In her lawsuit, Fiedler claims that problems in Metro go back at least five years, to 2015, when then-LAPD Chief Charlie Beck transferred hundreds of officers into the division without providing what Fiedler felt was adequate training, and commanders started demanding the team produce guns and gang arrests.
“In fact, this was stated repeatedly in roll calls, briefings and otherwise on a continuous and ongoing basis. It was all about the guns and … their numbers of arrests and [field interview] cards. Minimums had to be met,” Fiedler claimed.
She alleged the pressures to make large numbers of arrests constituted a violation of state law against quotas for officers who make traffic stops.
And she said her treatment by the department reflected a strong desire among officials to block a full accounting of the problems within Metro and what motivated them.
The gang-framing allegations first came to light after a Van Nuys mother received a letter from the LAPD last year saying that her son had been identified as a gang member during a 2018 field interview.
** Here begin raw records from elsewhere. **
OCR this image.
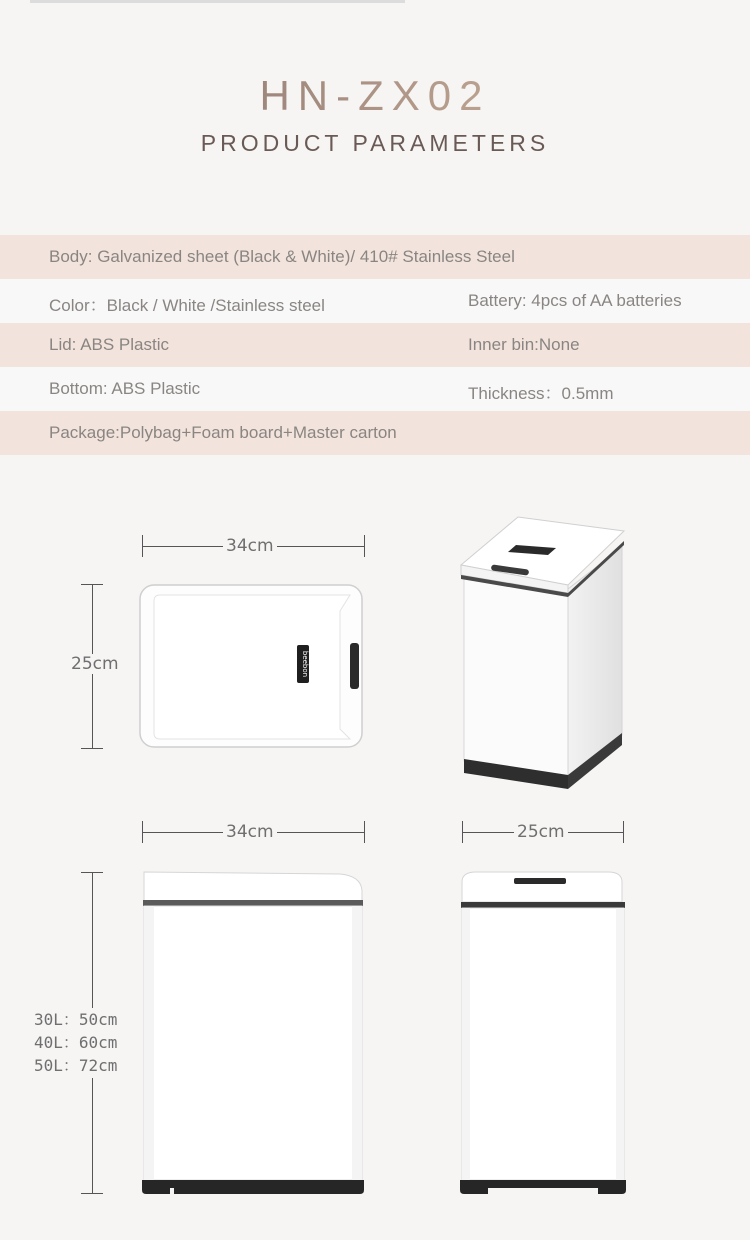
HN-ZX02
PRODUCT PARAMETERS
Body: Galvanized sheet (Black & White)/ 410# Stainless Steel
Color：Black / White /Stainless steel	Battery: 4pcs of AA batteries
Lid: ABS Plastic	Inner bin:None
Bottom: ABS Plastic	Thickness：0.5mm
Package:Polybag+Foam board+Master carton
34cm
25cm	beebon
34cm	25cm
30L：50cm
40L：60cm
50L：72cm
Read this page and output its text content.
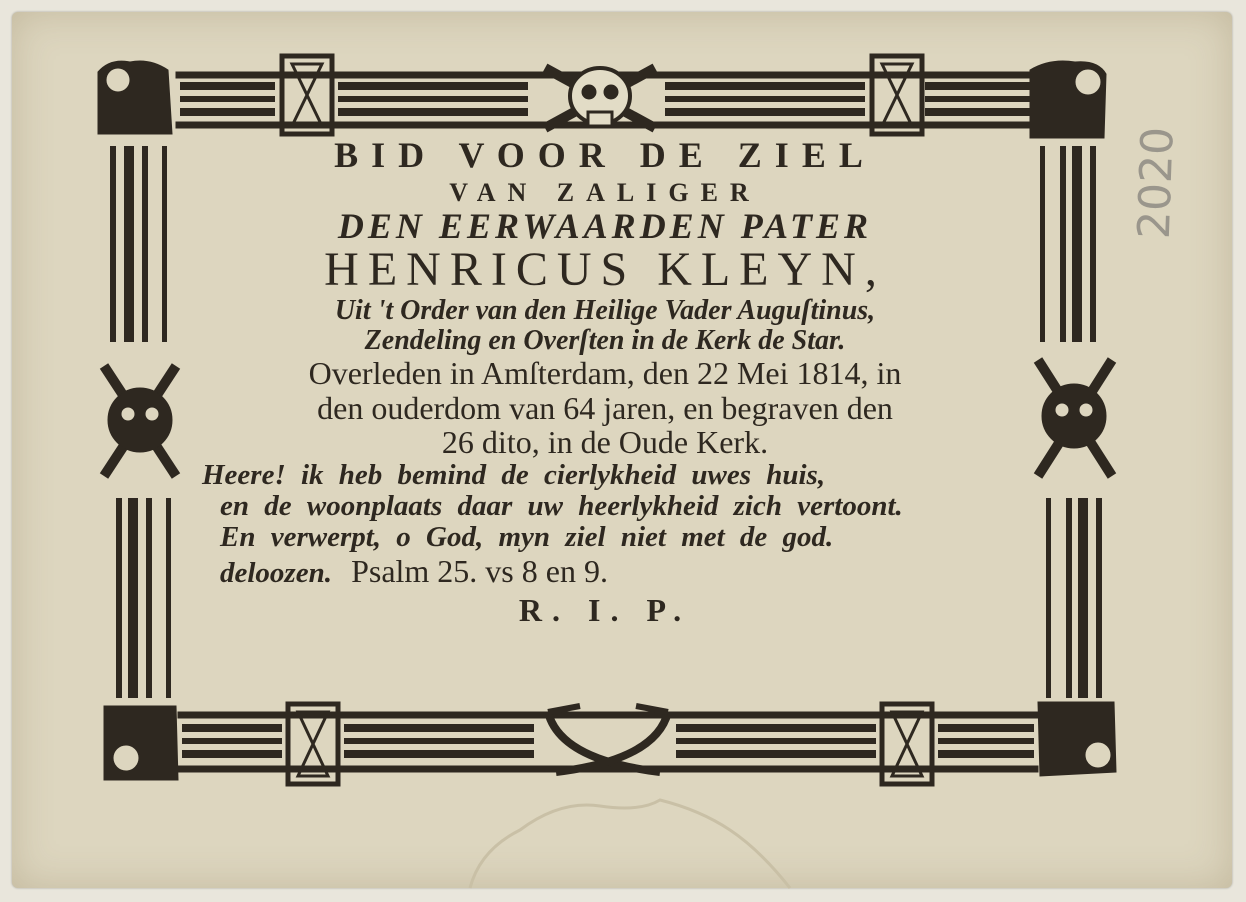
BID VOOR DE ZIEL
VAN ZALIGER
DEN EERWAARDEN PATER
HENRICUS KLEYN,
Uit 't Order van den Heilige Vader Auguſtinus,
Zendeling en Overſten in de Kerk de Star.
Overleden in Amſterdam, den 22 Mei 1814, in
den ouderdom van 64 jaren, en begraven den
26 dito, in de Oude Kerk.
Heere! ik heb bemind de cierlykheid uwes huis,
en de woonplaats daar uw heerlykheid zich vertoont.
En verwerpt, o God, myn ziel niet met de god.
deloozen. Psalm 25. vs 8 en 9.
R. I. P.
2020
She challenged that identification, and officials who reviewed body-camera footage from the incident found inaccuracies.
Fiedler alleged that “the last thing the department wanted when it was going to be forced to respond to public outrage over a kid being improperly included” in a gang database was a disclosure by Metro officers themselves that “Metro’s command actually had pressured its officers to increase the numbers of gang identifications, as well as arrests and gun seizures, which caused the set of facts that led to the mother’s complaints about her son being wrongly identified as a gang member.”
The department ordering her and her fellow officers home with no explanation, she said, was the department “circling its wagons” to keep them quiet.
Fiedler alleges she has suffered professional damage and lost wages as a result of the incident, and is suing for unspecified damages.
Asked about Fiedler’s claims, the board of the Los Angeles Police Protective League, the union that represents rank-and-file officers, issued a statement denouncing the department’s history of using quotas — and saying they “truly hope the days of quota policing are over.”
“Not only are quotas illegal, but they erode the trust that front-line officers build up with the community they serve,” the union board said.